Minister kultury i dziedzictwa narodowego Bogdan Zdrojewski ustosunkował się w ten sposób do ubiegłotygodniowego oświadczenia prokuratury wojskowej w Warszawie, która uznała, że zmiany w miejscu katastrofy smoleńskiej są niewskazane przed zakończeniem śledztwa.
"Dopóki nie zostanie zakończone śledztwo, teren nie może być udostępniony realizatorom przedsięwzięcia związanego z pomnikiem. A to oznacza, że szanse na postawienie pomnika na 10 kwietnia przyszłego roku stają pod znakiem zapytania. Oczywiście nie jest kwestionowana lokalizacja. Jest ona szczegółowo uzgodniona z poprzednim ministrem kultury Rosji (Aleksandrem) Awdiejewem i jest ona podtrzymywana" - zapewnił Zdrojewski w porannym wywiadzie dla radia TOK FM.

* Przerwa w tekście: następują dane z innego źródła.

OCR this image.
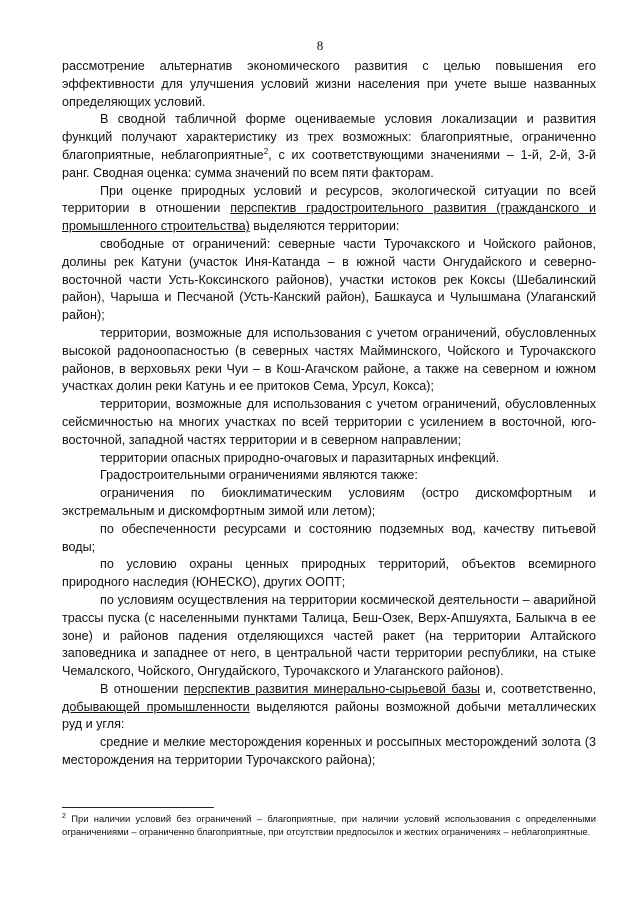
8

рассмотрение альтернатив экономического развития с целью повышения его эффективности для улучшения условий жизни населения при учете выше названных определяющих условий.

В сводной табличной форме оцениваемые условия локализации и развития функций получают характеристику из трех возможных: благоприятные, ограниченно благоприятные, неблагоприятные$^2$, с их соответствующими значениями – 1-й, 2-й, 3-й ранг. Сводная оценка: сумма значений по всем пяти факторам.

При оценке природных условий и ресурсов, экологической ситуации по всей территории в отношении перспектив градостроительного развития (гражданского и промышленного строительства) выделяются территории:

свободные от ограничений: северные части Турочакского и Чойского районов, долины рек Катуни (участок Иня-Катанда – в южной части Онгудайского и северно-восточной части Усть-Коксинского районов), участки истоков рек Коксы (Шебалинский район), Чарыша и Песчаной (Усть-Канский район), Башкауса и Чулышмана (Улаганский район);

территории, возможные для использования с учетом ограничений, обусловленных высокой радоноопасностью (в северных частях Майминского, Чойского и Турочакского районов, в верховьях реки Чуи – в Кош-Агачском районе, а также на северном и южном участках долин реки Катунь и ее притоков Сема, Урсул, Кокса);

территории, возможные для использования с учетом ограничений, обусловленных сейсмичностью на многих участках по всей территории с усилением в восточной, юго-восточной, западной частях территории и в северном направлении;

территории опасных природно-очаговых и паразитарных инфекций.

Градостроительными ограничениями являются также:

ограничения по биоклиматическим условиям (остро дискомфортным и экстремальным и дискомфортным зимой или летом);

по обеспеченности ресурсами и состоянию подземных вод, качеству питьевой воды;

по условию охраны ценных природных территорий, объектов всемирного природного наследия (ЮНЕСКО), других ООПТ;

по условиям осуществления на территории космической деятельности – аварийной трассы пуска (с населенными пунктами Талица, Беш-Озек, Верх-Апшуяхта, Балыкча в ее зоне) и районов падения отделяющихся частей ракет (на территории Алтайского заповедника и западнее от него, в центральной части территории республики, на стыке Чемалского, Чойского, Онгудайского, Турочакского и Улаганского районов).

В отношении перспектив развития минерально-сырьевой базы и, соответственно, добывающей промышленности выделяются районы возможной добычи металлических руд и угля:

средние и мелкие месторождения коренных и россыпных месторождений золота (3 месторождения на территории Турочакского района);

$^2$ При наличии условий без ограничений – благоприятные, при наличии условий использования с определенными ограничениями – ограниченно благоприятные, при отсутствии предпосылок и жестких ограничениях – неблагоприятные.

Na pytanie, czy stanowisko prokuratury może zablokować wzniesienie pomnika, Zdrojewski odparł, że może ono przesunąć je w czasie. "My pomnik przygotujemy na 10 kwietnia. Będzie on przygotowywany w Polsce. (...) Aby go zmontować na miejscu, muszę do końca roku wykonać pewne prace ziemne - tak aby po zakończonej zimie wszystko było przygotowane do montażu, który potrwa 2-3 tygodnie" - powiedział szef resortu kultury.
"Jest jeszcze jedna rzecz ważna. Rodziny prosiły mnie, aby przed postawieniem pomnika miejsce to zostało dobrze zbadane. Dlatego przed rozpoczęciem prac potrzebny jest czas, aby bardzo dokładnie przejrzeć cały ten teren z strefie pomnikowej" - zastrzegł Zdrojewski.

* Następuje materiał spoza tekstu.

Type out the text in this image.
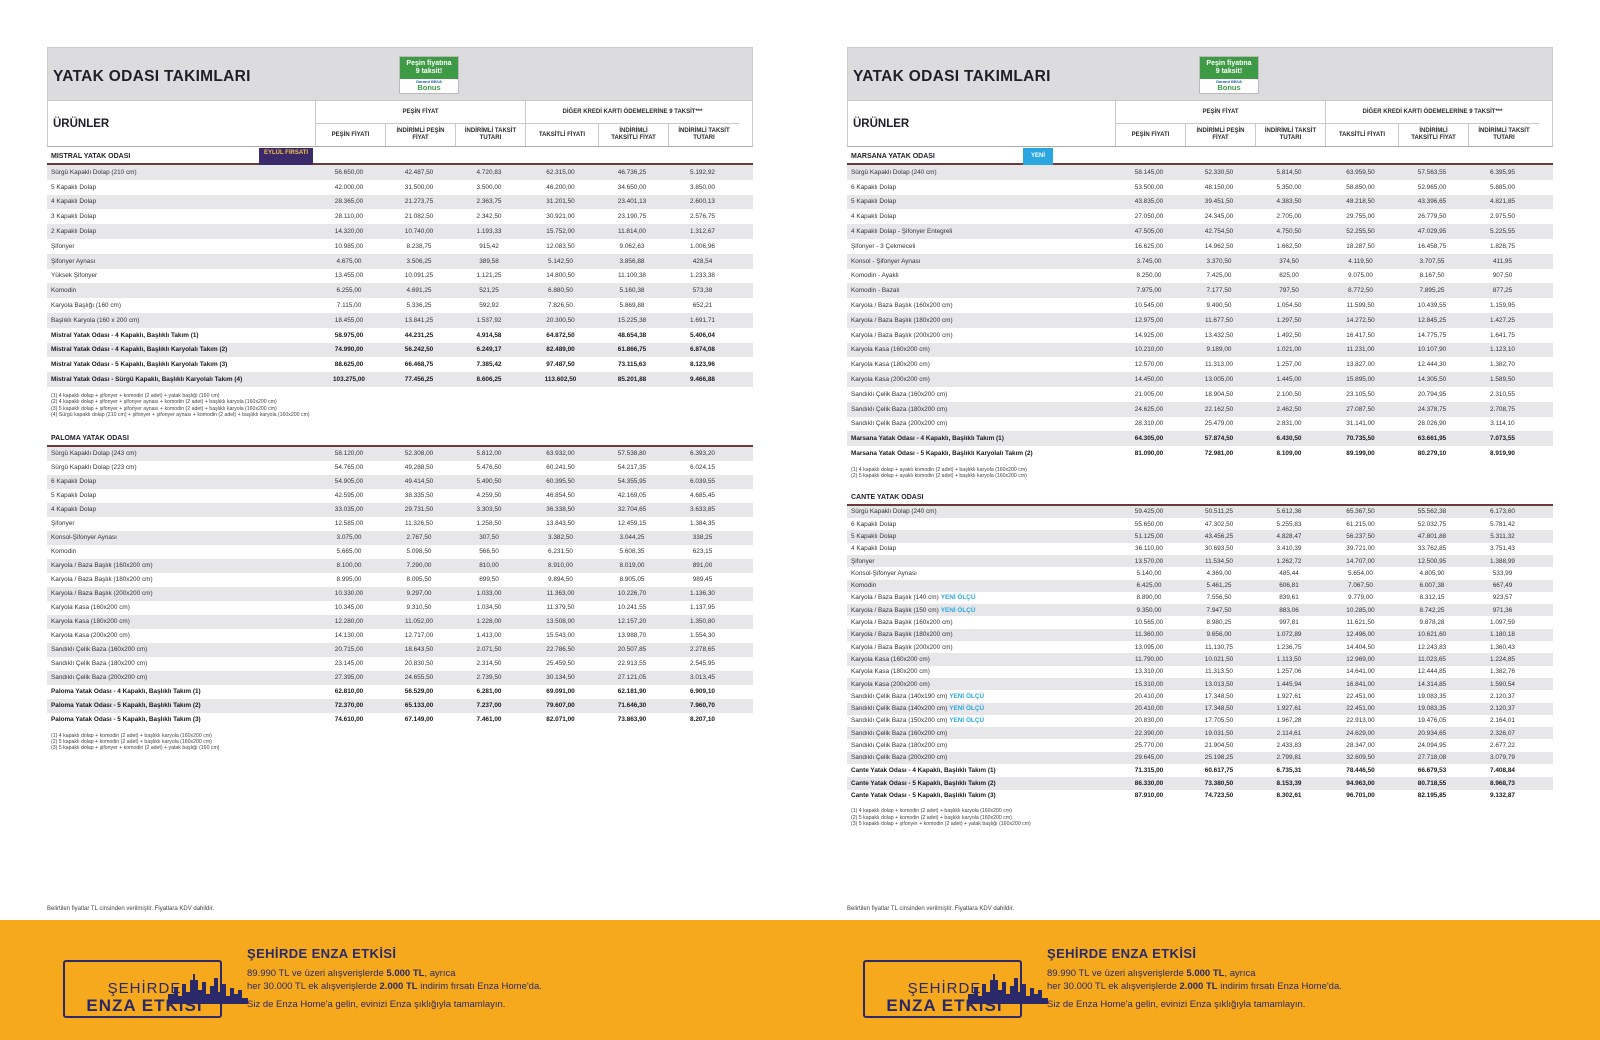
YATAK ODASI TAKIMLARI
Peşin fiyatına
9 taksit!
Garanti BBVA
Bonus
ÜRÜNLER
PEŞİN FİYAT	DİĞER KREDİ KARTI ÖDEMELERİNE 9 TAKSİT***
PEŞİN FİYATI
İNDİRİMLİ PEŞİN FİYAT
İNDİRİMLİ TAKSİT TUTARI
TAKSİTLİ FİYATI
İNDİRİMLİ TAKSİTLİ FİYAT
İNDİRİMLİ TAKSİT TUTARI
MISTRAL YATAK ODASI	EYLÜL FIRSATI
Sürgü Kapaklı Dolap (210 cm)	56.650,00	42.487,50	4.720,83	62.315,00	46.736,25	5.192,92
5 Kapaklı Dolap	42.000,00	31.500,00	3.500,00	46.200,00	34.650,00	3.850,00
4 Kapaklı Dolap	28.365,00	21.273,75	2.363,75	31.201,50	23.401,13	2.600,13
3 Kapaklı Dolap	28.110,00	21.082,50	2.342,50	30.921,00	23.190,75	2.576,75
2 Kapaklı Dolap	14.320,00	10.740,00	1.193,33	15.752,00	11.814,00	1.312,67
Şifonyer	10.985,00	8.238,75	915,42	12.083,50	9.062,63	1.006,96
Şifonyer Aynası	4.675,00	3.506,25	389,58	5.142,50	3.856,88	428,54
Yüksek Şifonyer	13.455,00	10.091,25	1.121,25	14.800,50	11.100,38	1.233,38
Komodin	6.255,00	4.691,25	521,25	6.880,50	5.160,38	573,38
Karyola Başlığı (160 cm)	7.115,00	5.336,25	592,92	7.826,50	5.869,88	652,21
Başlıklı Karyola (160 x 200 cm)	18.455,00	13.841,25	1.537,92	20.300,50	15.225,38	1.691,71
Mistral Yatak Odası - 4 Kapaklı, Başlıklı Takım (1)	58.975,00	44.231,25	4.914,58	64.872,50	48.654,38	5.406,04
Mistral Yatak Odası - 4 Kapaklı, Başlıklı Karyolalı Takım (2)	74.990,00	56.242,50	6.249,17	82.489,00	61.866,75	6.874,08
Mistral Yatak Odası - 5 Kapaklı, Başlıklı Karyolalı Takım (3)	88.625,00	66.468,75	7.385,42	97.487,50	73.115,63	8.123,96
Mistral Yatak Odası - Sürgü Kapaklı, Başlıklı Karyolalı Takım (4)	103.275,00	77.456,25	8.606,25	113.602,50	85.201,88	9.466,88
(1) 4 kapaklı dolap + şifonyer + komodin (2 adet) + yatak başlığı (160 cm)
(2) 4 kapaklı dolap + şifonyer + şifonyer aynası + komodin (2 adet) + başlıklı karyola (160x200 cm)
(3) 5 kapaklı dolap + şifonyer + şifonyer aynası + komodin (2 adet) + başlıklı karyola (160x200 cm)
(4) Sürgü kapaklı dolap (210 cm) + şifonyer + şifonyer aynası + komodin (2 adet) + başlıklı karyola (160x200 cm)
PALOMA YATAK ODASI
Sürgü Kapaklı Dolap (243 cm)	58.120,00	52.308,00	5.812,00	63.932,00	57.538,80	6.393,20
Sürgü Kapaklı Dolap (223 cm)	54.765,00	49.288,50	5.476,50	60.241,50	54.217,35	6.024,15
6 Kapaklı Dolap	54.905,00	49.414,50	5.490,50	60.395,50	54.355,95	6.039,55
5 Kapaklı Dolap	42.595,00	38.335,50	4.259,50	46.854,50	42.169,05	4.685,45
4 Kapaklı Dolap	33.035,00	29.731,50	3.303,50	36.338,50	32.704,65	3.633,85
Şifonyer	12.585,00	11.326,50	1.258,50	13.843,50	12.459,15	1.384,35
Konsol-Şifonyer Aynası	3.075,00	2.767,50	307,50	3.382,50	3.044,25	338,25
Komodin	5.665,00	5.098,50	566,50	6.231,50	5.608,35	623,15
Karyola / Baza Başlık (160x200 cm)	8.100,00	7.290,00	810,00	8.910,00	8.019,00	891,00
Karyola / Baza Başlık (180x200 cm)	8.995,00	8.095,50	899,50	9.894,50	8.905,05	989,45
Karyola / Baza Başlık (200x200 cm)	10.330,00	9.297,00	1.033,00	11.363,00	10.226,70	1.136,30
Karyola Kasa (160x200 cm)	10.345,00	9.310,50	1.034,50	11.379,50	10.241,55	1.137,95
Karyola Kasa (180x200 cm)	12.280,00	11.052,00	1.228,00	13.508,00	12.157,20	1.350,80
Karyola Kasa (200x200 cm)	14.130,00	12.717,00	1.413,00	15.543,00	13.988,70	1.554,30
Sandıklı Çelik Baza (160x200 cm)	20.715,00	18.643,50	2.071,50	22.786,50	20.507,85	2.278,65
Sandıklı Çelik Baza (180x200 cm)	23.145,00	20.830,50	2.314,50	25.459,50	22.913,55	2.545,95
Sandıklı Çelik Baza (200x200 cm)	27.395,00	24.655,50	2.739,50	30.134,50	27.121,05	3.013,45
Paloma Yatak Odası - 4 Kapaklı, Başlıklı Takım (1)	62.810,00	56.529,00	6.281,00	69.091,00	62.181,90	6.909,10
Paloma Yatak Odası - 5 Kapaklı, Başlıklı Takım (2)	72.370,00	65.133,00	7.237,00	79.607,00	71.646,30	7.960,70
Paloma Yatak Odası - 5 Kapaklı, Başlıklı Takım (3)	74.610,00	67.149,00	7.461,00	82.071,00	73.863,90	8.207,10
(1) 4 kapaklı dolap + komodin (2 adet) + başlıklı karyola (160x200 cm)
(2) 5 kapaklı dolap + komodin (2 adet) + başlıklı karyola (160x200 cm)
(3) 5 kapaklı dolap + şifonyer + komodin (2 adet) + yatak başlığı (160 cm)
Belirtilen fiyatlar TL cinsinden verilmiştir. Fiyatlara KDV dahildir.
ŞEHİRDE
ENZA ETKİSİ
ŞEHİRDE ENZA ETKİSİ
89.990 TL ve üzeri alışverişlerde 5.000 TL, ayrıca
her 30.000 TL ek alışverişlerde 2.000 TL indirim fırsatı Enza Home'da.
Siz de Enza Home'a gelin, evinizi Enza şıklığıyla tamamlayın.
YATAK ODASI TAKIMLARI
Peşin fiyatına
9 taksit!
Garanti BBVA
Bonus
ÜRÜNLER
PEŞİN FİYAT	DİĞER KREDİ KARTI ÖDEMELERİNE 9 TAKSİT***
PEŞİN FİYATI
İNDİRİMLİ PEŞİN FİYAT
İNDİRİMLİ TAKSİT TUTARI
TAKSİTLİ FİYATI
İNDİRİMLİ TAKSİTLİ FİYAT
İNDİRİMLİ TAKSİT TUTARI
MARSANA YATAK ODASI	YENİ
Sürgü Kapaklı Dolap (240 cm)	58.145,00	52.330,50	5.814,50	63.959,50	57.563,55	6.395,95
6 Kapaklı Dolap	53.500,00	48.150,00	5.350,00	58.850,00	52.965,00	5.885,00
5 Kapaklı Dolap	43.835,00	39.451,50	4.383,50	48.218,50	43.396,65	4.821,85
4 Kapaklı Dolap	27.050,00	24.345,00	2.705,00	29.755,00	26.779,50	2.975,50
4 Kapaklı Dolap - Şifonyer Entegreli	47.505,00	42.754,50	4.750,50	52.255,50	47.029,95	5.225,55
Şifonyer - 3 Çekmeceli	16.625,00	14.962,50	1.662,50	18.287,50	16.458,75	1.828,75
Konsol - Şifonyer Aynası	3.745,00	3.370,50	374,50	4.119,50	3.707,55	411,95
Komodin - Ayaklı	8.250,00	7.425,00	825,00	9.075,00	8.167,50	907,50
Komodin - Bazalı	7.975,00	7.177,50	797,50	8.772,50	7.895,25	877,25
Karyola / Baza Başlık (160x200 cm)	10.545,00	9.490,50	1.054,50	11.599,50	10.439,55	1.159,95
Karyola / Baza Başlık (180x200 cm)	12.975,00	11.677,50	1.297,50	14.272,50	12.845,25	1.427,25
Karyola / Baza Başlık (200x200 cm)	14.925,00	13.432,50	1.492,50	16.417,50	14.775,75	1.641,75
Karyola Kasa (160x200 cm)	10.210,00	9.189,00	1.021,00	11.231,00	10.107,90	1.123,10
Karyola Kasa (180x200 cm)	12.570,00	11.313,00	1.257,00	13.827,00	12.444,30	1.382,70
Karyola Kasa (200x200 cm)	14.450,00	13.005,00	1.445,00	15.895,00	14.305,50	1.589,50
Sandıklı Çelik Baza (160x200 cm)	21.005,00	18.904,50	2.100,50	23.105,50	20.794,95	2.310,55
Sandıklı Çelik Baza (180x200 cm)	24.625,00	22.162,50	2.462,50	27.087,50	24.378,75	2.708,75
Sandıklı Çelik Baza (200x200 cm)	28.310,00	25.479,00	2.831,00	31.141,00	28.026,90	3.114,10
Marsana Yatak Odası - 4 Kapaklı, Başlıklı Takım (1)	64.305,00	57.874,50	6.430,50	70.735,50	63.661,95	7.073,55
Marsana Yatak Odası - 5 Kapaklı, Başlıklı Karyolalı Takım (2)	81.090,00	72.981,00	8.109,00	89.199,00	80.279,10	8.919,90
(1) 4 kapaklı dolap + ayaklı komodin (2 adet) + başlıklı karyola (160x200 cm)
(2) 5 kapaklı dolap + ayaklı komodin (2 adet) + başlıklı karyola (160x200 cm)
CANTE YATAK ODASI
Sürgü Kapaklı Dolap (240 cm)	59.425,00	50.511,25	5.612,36	65.367,50	55.562,38	6.173,60
6 Kapaklı Dolap	55.650,00	47.302,50	5.255,83	61.215,00	52.032,75	5.781,42
5 Kapaklı Dolap	51.125,00	43.456,25	4.828,47	56.237,50	47.801,88	5.311,32
4 Kapaklı Dolap	36.110,00	30.693,50	3.410,39	39.721,00	33.762,85	3.751,43
Şifonyer	13.570,00	11.534,50	1.262,72	14.707,00	12.500,95	1.388,99
Konsol-Şifonyer Aynası	5.140,00	4.369,00	485,44	5.654,00	4.805,90	533,99
Komodin	6.425,00	5.461,25	606,81	7.067,50	6.007,38	667,49
Karyola / Baza Başlık (140 cm) YENİ ÖLÇÜ	8.890,00	7.556,50	839,61	9.779,00	8.312,15	923,57
Karyola / Baza Başlık (150 cm) YENİ ÖLÇÜ	9.350,00	7.947,50	883,06	10.285,00	8.742,25	971,36
Karyola / Baza Başlık (160x200 cm)	10.565,00	8.980,25	997,81	11.621,50	9.878,28	1.097,59
Karyola / Baza Başlık (180x200 cm)	11.360,00	9.656,00	1.072,89	12.496,00	10.621,60	1.180,18
Karyola / Baza Başlık (200x200 cm)	13.095,00	11.130,75	1.236,75	14.404,50	12.243,83	1.360,43
Karyola Kasa (160x200 cm)	11.790,00	10.021,50	1.113,50	12.969,00	11.023,65	1.224,85
Karyola Kasa (180x200 cm)	13.310,00	11.313,50	1.257,06	14.641,00	12.444,85	1.382,76
Karyola Kasa (200x200 cm)	15.310,00	13.013,50	1.445,94	16.841,00	14.314,85	1.590,54
Sandıklı Çelik Baza (140x190 cm) YENİ ÖLÇÜ	20.410,00	17.348,50	1.927,61	22.451,00	19.083,35	2.120,37
Sandıklı Çelik Baza (140x200 cm) YENİ ÖLÇÜ	20.410,00	17.348,50	1.927,61	22.451,00	19.083,35	2.120,37
Sandıklı Çelik Baza (150x200 cm) YENİ ÖLÇÜ	20.830,00	17.705,50	1.967,28	22.913,00	19.476,05	2.164,01
Sandıklı Çelik Baza (160x200 cm)	22.390,00	19.031,50	2.114,61	24.629,00	20.934,65	2.326,07
Sandıklı Çelik Baza (180x200 cm)	25.770,00	21.904,50	2.433,83	28.347,00	24.094,95	2.677,22
Sandıklı Çelik Baza (200x200 cm)	29.645,00	25.198,25	2.799,81	32.609,50	27.718,08	3.079,79
Cante Yatak Odası - 4 Kapaklı, Başlıklı Takım (1)	71.315,00	60.617,75	6.735,31	78.446,50	66.679,53	7.408,84
Cante Yatak Odası - 5 Kapaklı, Başlıklı Takım (2)	86.330,00	73.380,50	8.153,39	94.963,00	80.718,55	8.968,73
Cante Yatak Odası - 5 Kapaklı, Başlıklı Takım (3)	87.910,00	74.723,50	8.302,61	96.701,00	82.195,85	9.132,87
(1) 4 kapaklı dolap + komodin (2 adet) + başlıklı karyola (160x200 cm)
(2) 5 kapaklı dolap + komodin (2 adet) + başlıklı karyola (160x200 cm)
(3) 5 kapaklı dolap + şifonyer + komodin (2 adet) + yatak başlığı (160x200 cm)
Belirtilen fiyatlar TL cinsinden verilmiştir. Fiyatlara KDV dahildir.
ŞEHİRDE
ENZA ETKİSİ
ŞEHİRDE ENZA ETKİSİ
89.990 TL ve üzeri alışverişlerde 5.000 TL, ayrıca
her 30.000 TL ek alışverişlerde 2.000 TL indirim fırsatı Enza Home'da.
Siz de Enza Home'a gelin, evinizi Enza şıklığıyla tamamlayın.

Minister kultury miał udać się do Moskwy w minioną niedzielę na zaproszenie nowego ministra kultury Rosji Władimira Medinskiego, aby omówić m.in. sprawy związane z budową pomnika w Smoleńsku. Wizyta ta została jednak przełożona na inny termin.

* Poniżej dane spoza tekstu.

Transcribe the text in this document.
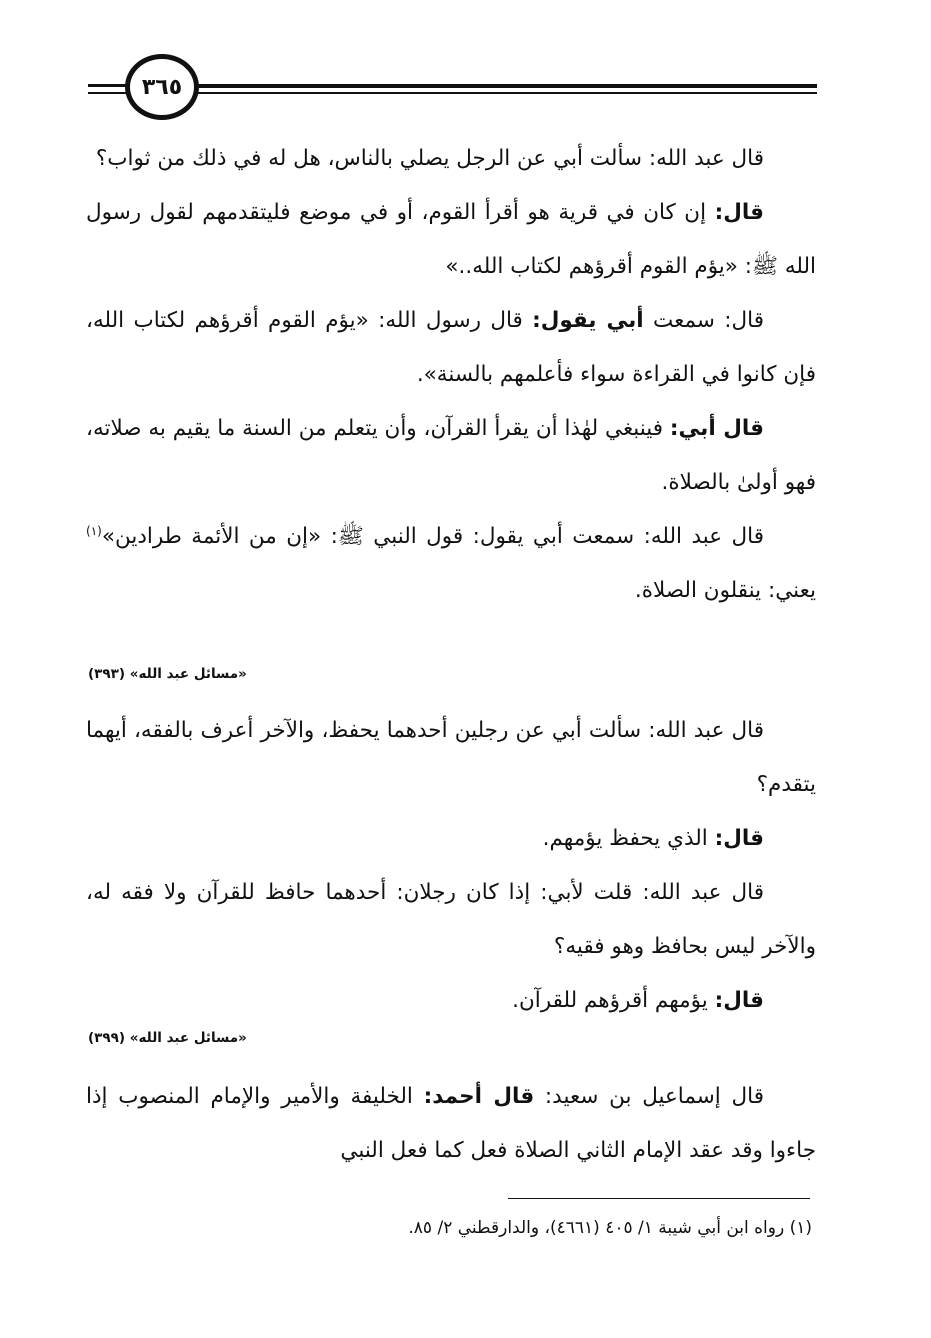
٣٦٥

قال عبد الله: سألت أبي عن الرجل يصلي بالناس، هل له في ذلك من ثواب؟

قال: إن كان في قرية هو أقرأ القوم، أو في موضع فليتقدمهم لقول رسول الله ﷺ: «يؤم القوم أقرؤهم لكتاب الله..»

قال: سمعت أبي يقول: قال رسول الله: «يؤم القوم أقرؤهم لكتاب الله، فإن كانوا في القراءة سواء فأعلمهم بالسنة».

قال أبي: فينبغي لهٰذا أن يقرأ القرآن، وأن يتعلم من السنة ما يقيم به صلاته، فهو أولىٰ بالصلاة.

قال عبد الله: سمعت أبي يقول: قول النبي ﷺ: «إن من الأئمة طرادين»$^{(١)}$ يعني: ينقلون الصلاة.

«مسائل عبد الله» (٣٩٣)

قال عبد الله: سألت أبي عن رجلين أحدهما يحفظ، والآخر أعرف بالفقه، أيهما يتقدم؟

قال: الذي يحفظ يؤمهم.

قال عبد الله: قلت لأبي: إذا كان رجلان: أحدهما حافظ للقرآن ولا فقه له، والآخر ليس بحافظ وهو فقيه؟

قال: يؤمهم أقرؤهم للقرآن.

«مسائل عبد الله» (٣٩٩)

قال إسماعيل بن سعيد: قال أحمد: الخليفة والأمير والإمام المنصوب إذا جاءوا وقد عقد الإمام الثاني الصلاة فعل كما فعل النبي

(١) رواه ابن أبي شيبة ١/ ٤٠٥ (٤٦٦١)، والدارقطني ٢/ ٨٥.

Na pomnik upamiętniający ofiary katastrofy smoleńskiej został rozpisany międzynarodowy konkurs, który został rozstrzygnięty 30 marca. Według zwycięskiego projektu, przygotowanego przez zespół: Andrzej Sołyga, Dariusz Śmiechowski i Dariusz Komorek, pomnik będzie miał formę wysokiego na dwa metry i liczącego kilkadziesiąt metrów długości muru, na którym znajdą się nazwiska ofiar katastrofy. W murze będzie szczelina, przez którą widoczny będzie plac, a na nim platforma z granitu.